Aun más, aunque sea cierto que toda aproximación al tema es por naturaleza parcial, en el terreno del autismo esa parcialidad ayuda a superar las limitaciones de una concepción individualista de la soledad.
Ahora sí, para cerrar, detengámonos en la particularidad de la siguiente cita de la novela de Meyrink.
Nadie me respondió, pero sentí que algo así como una angustia inconsciente nos ataba la lengua (Meyrink, 2003: 58).
Y notemos que lo que el Golem dice es que sintió una especie de angustia inconsciente que “nos ataba la lengua”. No es casual que hable en primera persona del plural, desde un nosotros. Ocurre que su mutismo es especular, bidireccional, compartido. Ocurre que la profunda angustia se coconstruye. La soledad también:
Como alguien que se encontraba de pronto transportado a un desierto de arenas infinita, de golpe cobré conciencia de la soledad profunda, gigantesca, que me separaba de mis semejantes (Meyrink, 2003: 79).

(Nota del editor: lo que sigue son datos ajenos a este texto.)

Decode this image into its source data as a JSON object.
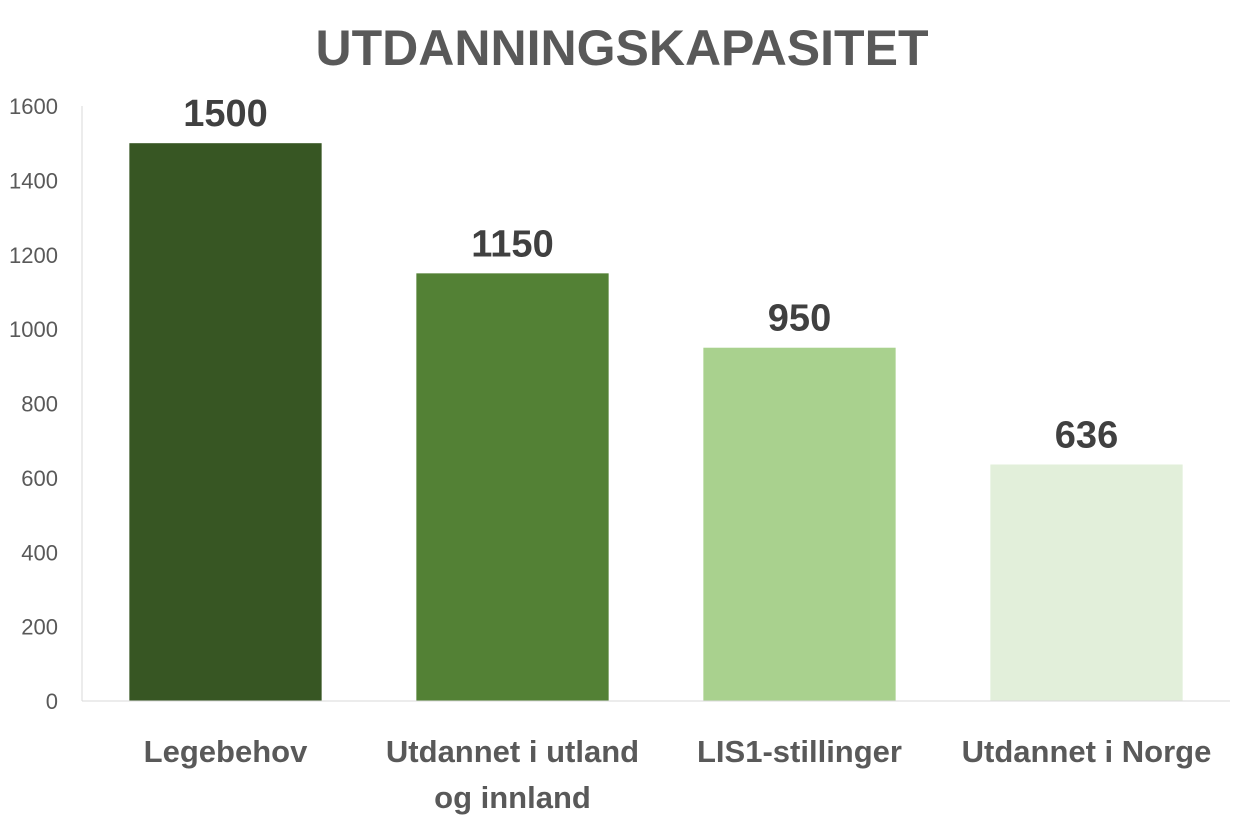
{
  "chart_data": {
    "type": "bar",
    "title": "UTDANNINGSKAPASITET",
    "categories": [
      "Legebehov",
      "Utdannet i utland og innland",
      "LIS1-stillinger",
      "Utdannet i Norge"
    ],
    "category_lines": [
      [
        "Legebehov"
      ],
      [
        "Utdannet i utland",
        "og innland"
      ],
      [
        "LIS1-stillinger"
      ],
      [
        "Utdannet i Norge"
      ]
    ],
    "values": [
      1500,
      1150,
      950,
      636
    ],
    "data_labels": [
      "1500",
      "1150",
      "950",
      "636"
    ],
    "bar_colors": [
      "#375623",
      "#538135",
      "#a9d18e",
      "#e2efda"
    ],
    "ylim": [
      0,
      1600
    ],
    "yticks": [
      0,
      200,
      400,
      600,
      800,
      1000,
      1200,
      1400,
      1600
    ],
    "xlabel": "",
    "ylabel": "",
    "grid": false,
    "legend": "none"
  }
}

A partir de aquí, en los próximos capítulos procuraremos profundizar las raíces intersubjetivas de las que se nutre la soledad del autista, a través de la exposición de diferentes situaciones clínicas. Para ello, partiremos de esta problemática: ¿Cómo el niño pequeño con signos clínicos de autismo abandona la inhóspita soledad en la que se atrinchera cuando no se siente pensado por el otro?